= Saima Mohsin =

British journalist (born 1977)

Saima Mohsin (born 1977) is a British journalist and presenter. She has been a Sky News presenter since 2022.

==Early life and education==
Mohsin was born to Pakistani immigrant parents and grew up in South Norwood, London. Her father worked for Croydon Council and ran a mini-mart near Selhurst Park. After her father's death when she was young, Mohsin was raised by her mother with the help of her older siblings. Although from a Muslim background, Mohsin attended a church school. She went on to graduate with a Bachelor of Arts (BA) in Political Science from the University of Birmingham in 1998. She then pursued a postgraduate diploma in broadcast journalism in 1999.

== Career ==
In 2000, Mohsin, gained her first job in television joining ITV Meridian as a producer, and later became a presenter/reporter for the station. In 2002, Mohsin joined BBC Points West as a reporter and presenter. In 2004, she moved to BBC One's Watchdog - the UK's most watched current affairs show - as an investigative reporter on consumer issues.

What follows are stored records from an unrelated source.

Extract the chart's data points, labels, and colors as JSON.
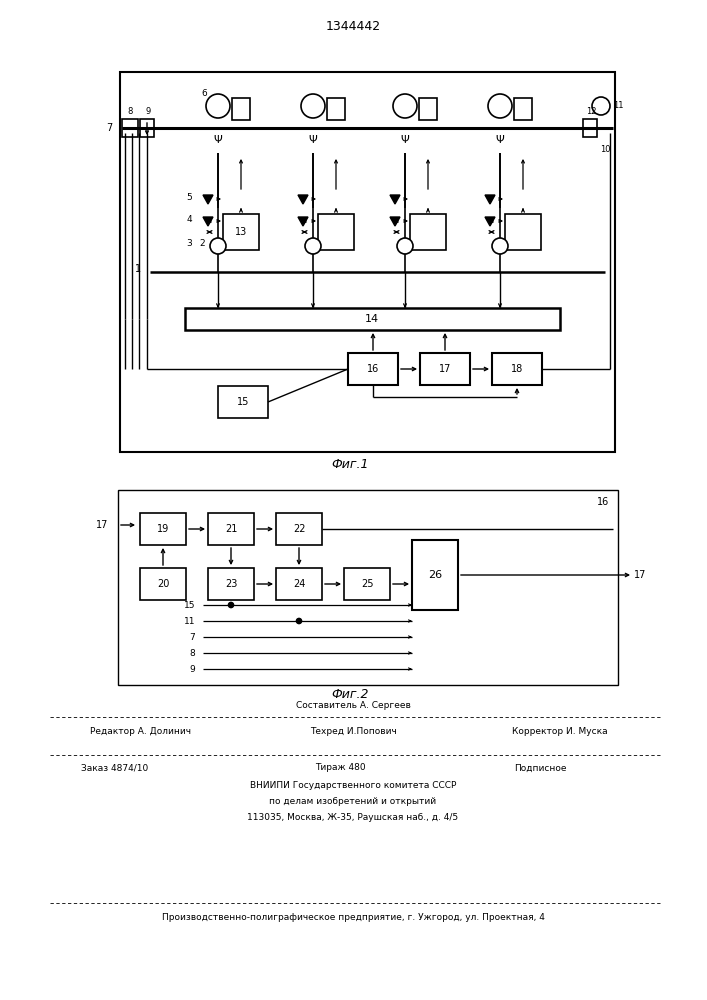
{
  "title": "1344442",
  "fig1_label": "Фиг.1",
  "fig2_label": "Фиг.2",
  "bg_color": "#ffffff",
  "line_color": "#000000"
}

Mohsin later worked freelance as a newsreader and reporter for BBC News 24, Sky News and ITN. She presented a debate show for Channel 4 on suicide bombings and the future of British Islam following the 7/7 London bombings.

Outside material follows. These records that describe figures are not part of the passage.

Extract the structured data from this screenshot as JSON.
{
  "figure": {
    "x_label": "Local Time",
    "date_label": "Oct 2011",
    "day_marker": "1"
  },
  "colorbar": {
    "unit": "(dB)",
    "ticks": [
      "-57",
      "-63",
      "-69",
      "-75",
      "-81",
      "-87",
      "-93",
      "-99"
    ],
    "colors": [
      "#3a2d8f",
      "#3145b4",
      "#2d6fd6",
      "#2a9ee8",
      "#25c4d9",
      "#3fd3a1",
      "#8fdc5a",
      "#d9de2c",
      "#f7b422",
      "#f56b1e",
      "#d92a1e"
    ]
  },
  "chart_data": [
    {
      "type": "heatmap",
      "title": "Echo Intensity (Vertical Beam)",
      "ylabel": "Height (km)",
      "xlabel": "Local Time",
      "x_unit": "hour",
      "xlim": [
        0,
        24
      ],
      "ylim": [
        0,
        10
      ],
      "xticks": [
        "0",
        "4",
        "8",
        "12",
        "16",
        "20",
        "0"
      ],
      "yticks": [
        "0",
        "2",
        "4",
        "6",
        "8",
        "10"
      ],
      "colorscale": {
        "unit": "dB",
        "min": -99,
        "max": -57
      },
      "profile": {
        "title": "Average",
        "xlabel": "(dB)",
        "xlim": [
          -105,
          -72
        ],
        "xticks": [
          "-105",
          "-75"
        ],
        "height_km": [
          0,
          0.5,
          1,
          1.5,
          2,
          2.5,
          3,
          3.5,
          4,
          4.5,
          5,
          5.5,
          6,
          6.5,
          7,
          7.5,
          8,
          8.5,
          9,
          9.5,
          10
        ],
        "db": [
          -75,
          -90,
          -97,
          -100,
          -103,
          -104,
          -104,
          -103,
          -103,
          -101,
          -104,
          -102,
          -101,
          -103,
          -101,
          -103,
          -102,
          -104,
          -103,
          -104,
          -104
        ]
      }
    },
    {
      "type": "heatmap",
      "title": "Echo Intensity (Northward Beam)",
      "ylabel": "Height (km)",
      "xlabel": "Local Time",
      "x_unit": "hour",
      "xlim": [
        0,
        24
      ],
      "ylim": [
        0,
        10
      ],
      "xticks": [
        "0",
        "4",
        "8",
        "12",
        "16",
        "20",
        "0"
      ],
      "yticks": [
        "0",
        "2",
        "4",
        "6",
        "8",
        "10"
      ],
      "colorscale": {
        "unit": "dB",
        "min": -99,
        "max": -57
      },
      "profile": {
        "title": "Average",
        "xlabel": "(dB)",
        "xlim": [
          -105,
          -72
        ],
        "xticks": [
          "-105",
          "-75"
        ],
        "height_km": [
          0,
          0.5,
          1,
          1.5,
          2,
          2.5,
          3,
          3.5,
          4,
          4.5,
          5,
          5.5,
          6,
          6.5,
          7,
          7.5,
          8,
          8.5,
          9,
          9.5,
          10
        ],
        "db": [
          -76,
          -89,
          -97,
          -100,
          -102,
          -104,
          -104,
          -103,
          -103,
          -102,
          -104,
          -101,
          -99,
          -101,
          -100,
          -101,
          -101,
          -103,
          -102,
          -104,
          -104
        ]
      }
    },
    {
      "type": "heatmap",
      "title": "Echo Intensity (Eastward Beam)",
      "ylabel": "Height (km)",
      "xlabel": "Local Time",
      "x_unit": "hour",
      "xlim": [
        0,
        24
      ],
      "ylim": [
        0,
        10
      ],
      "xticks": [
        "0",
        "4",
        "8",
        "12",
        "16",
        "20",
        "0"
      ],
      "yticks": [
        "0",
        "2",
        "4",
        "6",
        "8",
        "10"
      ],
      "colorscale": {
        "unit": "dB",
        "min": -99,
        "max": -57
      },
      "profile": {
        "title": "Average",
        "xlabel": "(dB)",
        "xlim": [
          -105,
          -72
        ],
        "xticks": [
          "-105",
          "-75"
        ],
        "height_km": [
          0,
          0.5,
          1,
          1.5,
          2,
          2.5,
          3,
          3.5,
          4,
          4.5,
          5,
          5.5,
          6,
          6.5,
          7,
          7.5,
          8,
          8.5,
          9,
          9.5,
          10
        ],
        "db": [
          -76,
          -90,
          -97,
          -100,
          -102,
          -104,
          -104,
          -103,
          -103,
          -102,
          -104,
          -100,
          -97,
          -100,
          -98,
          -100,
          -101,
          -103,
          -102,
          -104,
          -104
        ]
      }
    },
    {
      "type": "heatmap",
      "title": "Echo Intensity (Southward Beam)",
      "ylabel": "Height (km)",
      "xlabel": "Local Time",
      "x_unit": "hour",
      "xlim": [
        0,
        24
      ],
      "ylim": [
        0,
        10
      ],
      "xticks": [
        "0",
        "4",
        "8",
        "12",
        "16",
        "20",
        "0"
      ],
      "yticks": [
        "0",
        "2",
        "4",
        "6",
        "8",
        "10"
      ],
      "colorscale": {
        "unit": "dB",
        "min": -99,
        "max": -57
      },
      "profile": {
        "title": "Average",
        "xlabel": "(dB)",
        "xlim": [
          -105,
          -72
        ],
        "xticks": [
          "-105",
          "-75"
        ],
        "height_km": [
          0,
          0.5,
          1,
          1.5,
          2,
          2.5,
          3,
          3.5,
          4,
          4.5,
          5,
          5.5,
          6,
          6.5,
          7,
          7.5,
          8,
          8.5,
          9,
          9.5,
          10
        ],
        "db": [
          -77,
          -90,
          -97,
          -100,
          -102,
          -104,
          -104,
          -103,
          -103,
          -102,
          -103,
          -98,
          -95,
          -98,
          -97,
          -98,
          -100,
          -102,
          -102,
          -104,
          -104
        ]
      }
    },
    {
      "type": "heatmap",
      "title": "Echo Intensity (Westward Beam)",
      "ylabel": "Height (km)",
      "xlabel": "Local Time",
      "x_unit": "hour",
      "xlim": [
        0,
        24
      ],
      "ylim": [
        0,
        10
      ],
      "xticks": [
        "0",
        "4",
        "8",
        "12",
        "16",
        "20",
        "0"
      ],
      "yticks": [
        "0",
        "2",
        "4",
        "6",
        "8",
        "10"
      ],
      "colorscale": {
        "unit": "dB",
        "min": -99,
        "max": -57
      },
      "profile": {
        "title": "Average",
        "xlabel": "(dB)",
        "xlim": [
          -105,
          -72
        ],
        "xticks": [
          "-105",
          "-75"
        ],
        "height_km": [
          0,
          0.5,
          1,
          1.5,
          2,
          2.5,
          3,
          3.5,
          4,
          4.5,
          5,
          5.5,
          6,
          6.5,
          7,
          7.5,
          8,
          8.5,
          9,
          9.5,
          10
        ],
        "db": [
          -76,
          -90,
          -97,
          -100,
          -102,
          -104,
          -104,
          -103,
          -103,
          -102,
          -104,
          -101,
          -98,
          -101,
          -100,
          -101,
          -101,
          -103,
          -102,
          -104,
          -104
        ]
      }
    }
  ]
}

In 2006, Mohsin joined GMTV on which she covered stories around the UK and the world including the plea to free Mirza Tahir Hussain from death row in Pakistan and Glaswegian runaway 12‑year-old Molly Campbell/Misba Rana.

She moved to Pakistan in 2007 to be the face of Dawn News, Pakistan's first English news channel. She presented News Eye, the channel's flagship nightly news programme. She contributes as a special correspondent for PBS NewsHour in the United States as well as ITN and Daybreak in the United Kingdom.

She was Pakistan correspondent in 2013 and later an international correspondent for CNN International until 2017.

In 2023, Mohsin sued CNN for unfair dismissal and racial discrimination after an assignment in Israel that she claimed left her with an “invisible disability". Mohsin claimed her cameraman ran over her foot in a car, causing severe tissue damage that left Mohsin struggling to sit, stand and walk or return to work full-time.